Publié le 2 décembre 2025 à 06h05. Apple est en pleine restructuration de son équipe dédiée à l’intelligence artificielle, après un lancement difficile de son assistant « Apple Intelligence » et des performances décevantes de Siri. John Giannandrea, responsable de l’IA chez Apple depuis 2018, quittera ses fonctions au printemps, remplacé par un ancien cadre de Microsoft et de Google.
- John Giannandrea, figure clé de l’IA chez Apple, quittera ses fonctions au printemps prochain.
- Amar Subramanya, expert en IA ayant travaillé chez Microsoft et Google, prendra la direction de l’équipe.
- Le lancement d’« Apple Intelligence » a été marqué par des erreurs et des critiques, mettant en lumière les difficultés d’Apple dans ce domaine.
Le départ de John Giannandrea intervient après une période tumultueuse pour Apple en matière d’intelligence artificielle. L’entreprise a été confrontée à des critiques sévères concernant « Apple Intelligence », son assistant lancé en octobre 2024, et à des retards dans la refonte de Siri. Selon des sources proches de l’entreprise, Tim Cook avait déjà marginalisé Giannandrea en confiant la supervision de Siri à Mike Rockwell, créateur du Vision Pro, dès le mois de mars dernier.
Amar Subramanya, le nouveau responsable de l’IA, arrive avec un pedigree impressionnant. Il a passé 16 ans chez Google, où il a récemment dirigé l’ingénierie de l’assistant Gemini. Ce recrutement est perçu comme un atout majeur pour Apple, car Subramanya connaît parfaitement la concurrence dans le domaine de l’IA. Il relèvera directement de Craig Federighi, responsable des logiciels d’Apple, et aura pour mission de relancer les efforts d’Apple dans ce secteur crucial.
Les débuts d’« Apple Intelligence » ont été entachés par des erreurs embarrassantes. Une fonction de résumé des notifications a généré de fausses informations, suscitant des plaintes de la part de médias comme la BBC qui a signalé à deux reprises des erreurs concernant des affaires judiciaires et des compétitions sportives comme celle du joueur de fléchettes Luke Littler. Ces incidents ont mis en évidence les lacunes de l’assistant et ont terni l’image d’Apple.

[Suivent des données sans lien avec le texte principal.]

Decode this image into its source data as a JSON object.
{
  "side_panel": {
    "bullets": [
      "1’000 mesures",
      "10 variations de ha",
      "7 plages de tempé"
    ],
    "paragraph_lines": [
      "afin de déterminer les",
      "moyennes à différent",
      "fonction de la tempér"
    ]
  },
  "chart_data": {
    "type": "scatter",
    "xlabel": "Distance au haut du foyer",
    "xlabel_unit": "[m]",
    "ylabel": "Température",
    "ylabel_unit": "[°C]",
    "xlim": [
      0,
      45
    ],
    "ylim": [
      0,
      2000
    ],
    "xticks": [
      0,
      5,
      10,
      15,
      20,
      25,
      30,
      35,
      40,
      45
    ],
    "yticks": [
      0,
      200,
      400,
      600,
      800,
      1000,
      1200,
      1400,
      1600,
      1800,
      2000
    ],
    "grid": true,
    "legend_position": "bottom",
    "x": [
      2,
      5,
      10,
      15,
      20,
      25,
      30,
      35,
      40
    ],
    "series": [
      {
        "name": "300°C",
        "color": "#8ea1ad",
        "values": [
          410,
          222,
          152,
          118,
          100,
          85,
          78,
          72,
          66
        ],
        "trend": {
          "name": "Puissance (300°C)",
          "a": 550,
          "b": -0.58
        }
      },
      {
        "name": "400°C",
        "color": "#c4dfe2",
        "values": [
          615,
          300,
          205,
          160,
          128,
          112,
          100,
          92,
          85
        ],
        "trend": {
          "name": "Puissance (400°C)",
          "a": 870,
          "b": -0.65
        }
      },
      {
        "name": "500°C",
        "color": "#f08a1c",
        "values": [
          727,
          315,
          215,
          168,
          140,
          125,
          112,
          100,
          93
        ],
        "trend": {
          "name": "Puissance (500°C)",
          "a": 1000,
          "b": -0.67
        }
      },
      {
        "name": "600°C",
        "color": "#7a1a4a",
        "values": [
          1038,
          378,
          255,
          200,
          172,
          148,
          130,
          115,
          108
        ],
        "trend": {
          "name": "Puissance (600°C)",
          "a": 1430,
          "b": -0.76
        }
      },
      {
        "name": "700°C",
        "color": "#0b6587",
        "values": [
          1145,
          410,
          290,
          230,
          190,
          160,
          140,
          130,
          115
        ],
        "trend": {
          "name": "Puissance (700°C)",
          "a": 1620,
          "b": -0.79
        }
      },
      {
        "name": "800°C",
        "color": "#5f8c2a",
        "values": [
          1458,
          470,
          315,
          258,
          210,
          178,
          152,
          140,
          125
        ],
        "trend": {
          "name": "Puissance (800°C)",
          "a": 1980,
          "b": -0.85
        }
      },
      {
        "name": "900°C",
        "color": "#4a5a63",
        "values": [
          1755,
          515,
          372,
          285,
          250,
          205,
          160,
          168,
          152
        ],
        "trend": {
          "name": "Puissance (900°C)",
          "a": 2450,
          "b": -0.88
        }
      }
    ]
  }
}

Un enquête approfondie de Bloomberg a révélé des problèmes organisationnels au sein de l’équipe d’IA d’Apple, notamment un manque de communication entre les équipes, des désalignements budgétaires et un leadership contesté. Certains employés ont même surnommé le groupe de Giannandrea « AI/MLess », en référence à ses difficultés à produire des résultats concrets. Le rapport a également souligné un exode de chercheurs en IA vers des concurrents tels qu’OpenAI, Google et Meta.
Face à ces difficultés, Apple envisagerait désormais de s’appuyer sur Gemini de Google pour alimenter la prochaine version de Siri selon les informations de Bloomberg. Cette décision, qui témoigne d’une rivalité de longue date entre les deux géants technologiques, pourrait être perçue comme un aveu d’échec pour Apple.
Apple a toujours privilégié une approche axée sur la confidentialité, en traitant les tâches d’IA directement sur les appareils des utilisateurs grâce à ses puces Apple Silicon. Cependant, cette stratégie présente des limites, car les modèles intégrés sont moins performants que les modèles massifs fonctionnant dans les centres de données des concurrents. La réticence d’Apple à collecter les données des utilisateurs a également entravé la formation de ses modèles d’IA.